You can just make out the bear in the photograph at the top of the post (I’ve also circled in another version at the end). At the time, my camera was a Kodak Instamatic, which had a semi-wide-angle lens. We all have two appendages dangling from our hips that make up for many of the deficiencies of a wide-angle lens but, on that stream bank in Alaska, I decided that discretion was the better part of valour. We watched from afar and the multisensory memory is rather more vivid than the somewhat faded Kodachrome slide that I found in the loft.
That would have been the end of the story except that, in the early years of the new millennium, scientific papers started to appear which turned this spectacle from an item on the wildlife tourist’s bucket list to an integral component of the engine that drives the forest ecosystems of the Pacific Northwest. These forests, like most natural systems, are hungry for nutrients such as nitrogen and phosphorus and the salmon are, in effect, unwitting suppliers of the fertiliser that the trees need. The Pacific Salmon spend up to five years in the ocean before moving to their spawning grounds. Those strong muscles that they need to swim upstream and leap up waterfalls are largely protein which is built from nitrogen-containing molecules. And nitrogen is, coincidentally, the nutrient that trees need most.
A view across Nisga’a Memorial Lava Bed in the Nass River valley, British Columbia. The lava was the result of a volcanic eruption in about 1700. This and other photographs in this post were taken with my Kodak Instamatic, which partially explains their poor quality.
By fishing the dying salmon from streams such as this (and even grabbing the leaping salmon before they get to their spawning grounds – see some spectacular footage from David Attenborugh’s Nature’s Great Events here) the bears become the agents by which the salmon’s nutrients are transferred from the Pacific Ocean to the forests. It has been estimated that up to a quarter of the nitrogen needs of the forest around these streams is supplied in this way.
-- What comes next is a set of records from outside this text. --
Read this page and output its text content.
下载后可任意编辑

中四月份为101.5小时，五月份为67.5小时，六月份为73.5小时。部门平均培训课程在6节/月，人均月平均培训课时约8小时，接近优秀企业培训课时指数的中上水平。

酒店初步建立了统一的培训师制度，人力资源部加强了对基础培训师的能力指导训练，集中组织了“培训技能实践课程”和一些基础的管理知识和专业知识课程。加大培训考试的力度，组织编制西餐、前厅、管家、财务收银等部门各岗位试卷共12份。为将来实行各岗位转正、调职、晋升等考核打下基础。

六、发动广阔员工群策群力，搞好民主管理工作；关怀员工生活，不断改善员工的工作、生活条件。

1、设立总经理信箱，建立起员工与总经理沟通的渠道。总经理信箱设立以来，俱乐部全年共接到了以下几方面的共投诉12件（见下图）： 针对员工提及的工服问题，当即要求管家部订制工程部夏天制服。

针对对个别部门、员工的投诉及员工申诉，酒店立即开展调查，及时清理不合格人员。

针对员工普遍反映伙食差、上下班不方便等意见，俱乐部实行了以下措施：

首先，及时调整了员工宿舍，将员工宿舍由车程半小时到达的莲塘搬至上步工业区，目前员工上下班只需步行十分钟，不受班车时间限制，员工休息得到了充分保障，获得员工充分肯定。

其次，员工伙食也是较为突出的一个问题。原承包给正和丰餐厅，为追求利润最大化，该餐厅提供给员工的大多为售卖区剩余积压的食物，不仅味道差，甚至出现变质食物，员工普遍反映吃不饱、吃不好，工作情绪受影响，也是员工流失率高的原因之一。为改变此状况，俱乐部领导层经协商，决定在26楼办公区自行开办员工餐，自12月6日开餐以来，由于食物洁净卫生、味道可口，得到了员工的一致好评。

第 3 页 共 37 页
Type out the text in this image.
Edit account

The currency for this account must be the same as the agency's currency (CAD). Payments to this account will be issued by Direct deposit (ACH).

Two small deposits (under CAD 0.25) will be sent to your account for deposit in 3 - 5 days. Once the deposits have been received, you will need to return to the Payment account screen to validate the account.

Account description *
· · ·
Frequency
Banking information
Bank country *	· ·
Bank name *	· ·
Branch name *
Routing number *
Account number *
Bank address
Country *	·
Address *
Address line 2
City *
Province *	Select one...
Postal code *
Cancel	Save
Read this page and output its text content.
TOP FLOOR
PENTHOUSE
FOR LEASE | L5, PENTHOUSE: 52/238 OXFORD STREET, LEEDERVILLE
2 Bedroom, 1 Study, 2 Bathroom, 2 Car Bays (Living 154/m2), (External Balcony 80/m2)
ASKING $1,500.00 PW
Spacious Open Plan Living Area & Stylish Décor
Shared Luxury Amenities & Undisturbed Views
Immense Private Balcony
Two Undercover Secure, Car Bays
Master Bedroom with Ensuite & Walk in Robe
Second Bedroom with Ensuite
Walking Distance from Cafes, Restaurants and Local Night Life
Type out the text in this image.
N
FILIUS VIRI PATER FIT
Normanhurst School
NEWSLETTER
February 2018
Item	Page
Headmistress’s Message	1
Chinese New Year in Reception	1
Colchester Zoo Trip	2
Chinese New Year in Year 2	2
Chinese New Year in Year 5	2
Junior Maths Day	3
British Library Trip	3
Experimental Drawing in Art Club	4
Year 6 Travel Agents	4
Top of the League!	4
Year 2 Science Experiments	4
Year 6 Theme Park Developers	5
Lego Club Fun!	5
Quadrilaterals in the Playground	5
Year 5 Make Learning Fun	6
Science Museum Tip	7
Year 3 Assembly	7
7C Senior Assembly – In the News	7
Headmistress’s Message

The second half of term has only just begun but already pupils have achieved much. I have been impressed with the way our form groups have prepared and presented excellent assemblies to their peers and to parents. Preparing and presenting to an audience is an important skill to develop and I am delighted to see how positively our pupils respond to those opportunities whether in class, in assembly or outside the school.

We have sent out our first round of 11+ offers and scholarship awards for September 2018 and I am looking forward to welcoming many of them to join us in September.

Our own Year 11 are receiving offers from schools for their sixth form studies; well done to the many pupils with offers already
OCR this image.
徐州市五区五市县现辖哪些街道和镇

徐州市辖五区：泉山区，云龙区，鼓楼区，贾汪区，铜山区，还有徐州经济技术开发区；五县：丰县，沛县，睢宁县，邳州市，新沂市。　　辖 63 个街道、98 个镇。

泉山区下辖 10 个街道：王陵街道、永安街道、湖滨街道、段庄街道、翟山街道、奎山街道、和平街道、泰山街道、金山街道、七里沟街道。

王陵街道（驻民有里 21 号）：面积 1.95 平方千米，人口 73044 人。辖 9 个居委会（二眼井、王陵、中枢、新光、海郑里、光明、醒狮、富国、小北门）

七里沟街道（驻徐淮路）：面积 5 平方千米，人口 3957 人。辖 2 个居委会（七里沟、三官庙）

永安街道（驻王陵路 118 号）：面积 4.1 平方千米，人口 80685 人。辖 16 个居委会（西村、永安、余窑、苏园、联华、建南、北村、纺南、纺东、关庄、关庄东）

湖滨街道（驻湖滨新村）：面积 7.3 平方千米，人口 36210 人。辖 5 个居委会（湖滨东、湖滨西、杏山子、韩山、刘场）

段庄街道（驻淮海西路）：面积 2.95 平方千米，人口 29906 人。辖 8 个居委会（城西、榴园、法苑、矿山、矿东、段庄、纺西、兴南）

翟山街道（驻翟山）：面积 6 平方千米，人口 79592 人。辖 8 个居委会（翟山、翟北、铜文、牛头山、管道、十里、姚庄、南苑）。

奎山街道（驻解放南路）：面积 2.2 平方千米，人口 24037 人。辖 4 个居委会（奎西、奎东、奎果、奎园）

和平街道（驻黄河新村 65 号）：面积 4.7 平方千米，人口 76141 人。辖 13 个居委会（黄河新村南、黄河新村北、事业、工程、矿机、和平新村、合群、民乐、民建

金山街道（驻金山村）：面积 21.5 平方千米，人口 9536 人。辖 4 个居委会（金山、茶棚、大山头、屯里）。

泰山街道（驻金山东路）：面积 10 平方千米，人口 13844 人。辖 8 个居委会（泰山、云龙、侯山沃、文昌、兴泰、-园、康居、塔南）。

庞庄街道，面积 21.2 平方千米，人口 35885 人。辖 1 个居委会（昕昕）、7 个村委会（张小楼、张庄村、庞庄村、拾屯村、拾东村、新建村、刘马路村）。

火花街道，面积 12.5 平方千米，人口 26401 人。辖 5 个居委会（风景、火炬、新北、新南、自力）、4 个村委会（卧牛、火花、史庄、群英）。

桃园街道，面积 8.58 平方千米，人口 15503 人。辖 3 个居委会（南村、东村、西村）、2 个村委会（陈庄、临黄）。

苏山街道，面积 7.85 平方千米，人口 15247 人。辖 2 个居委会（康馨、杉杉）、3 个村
Indeed, some have suggested that this transfer of nutrients may be so essential to the functioning of this forest ecosystem that the salmon and bears are, in effect, “keystone species” and that their interaction has an effect that is greater than their contributions individually.
Brian Moss used to use this as a pithy illustration of the need to take a very broad view when managing ecosystems. We all know that rivers flow into the sea but it is not always so obvious how the oceans can have an effect on terrestrial vegetation far inland. Similarly, we understand how water flows across land and into stream channels but perhaps we have a hazier awareness of the movements in the opposite direction – from the river channel into the depths of the forest. Salmon spawning in the Pacific Northwest is one of the world’s great wildlife spectacles, but it should also give us cause to pause and consider the complexities of interactions within natural habitats and, in turn, the dangers of meddling.
One more prosaic lessons that I learned from this short trip: if you are going to the USA, take a passport. Actually, I didn’t need one going into Alaska, but when we returned the Canadian border official had rolled out of bed after his Sunday lie-in and almost didn’t let me back in!
Another species of hairy wildlife in search of salmon, this time on the Skeena River, British Columbia. On this particular occasion, the salmon did not oblige and I had my first and only encounter with Kentucky Fried Chicken instead.
Helfield, J.M. & Naiman, R.J. (2006). Keystone interactions: salmon and bear in riparian forests of Alaska. Ecosystems 9: 167-180.
Naiman, R.J., Bilby, R.E., Schindler, D.E. & Helfield, J.M. (2002). Pacific salmon, nutrients, and the dynamics of freshwater and riparian ecosystems. Ecosystems 2: 399-417.
Quinn, T.P., Carlson, S.M., Gende, S.M. & Rich, H.B. (2009). Transportation of Pacific salmon carcasses from streams to riparian forests by bears. Canadian Journal of Zoology 87: 195-203.
The scene near Hyder, Alaska, this time with the bear circled, just in case you didn’t believe me.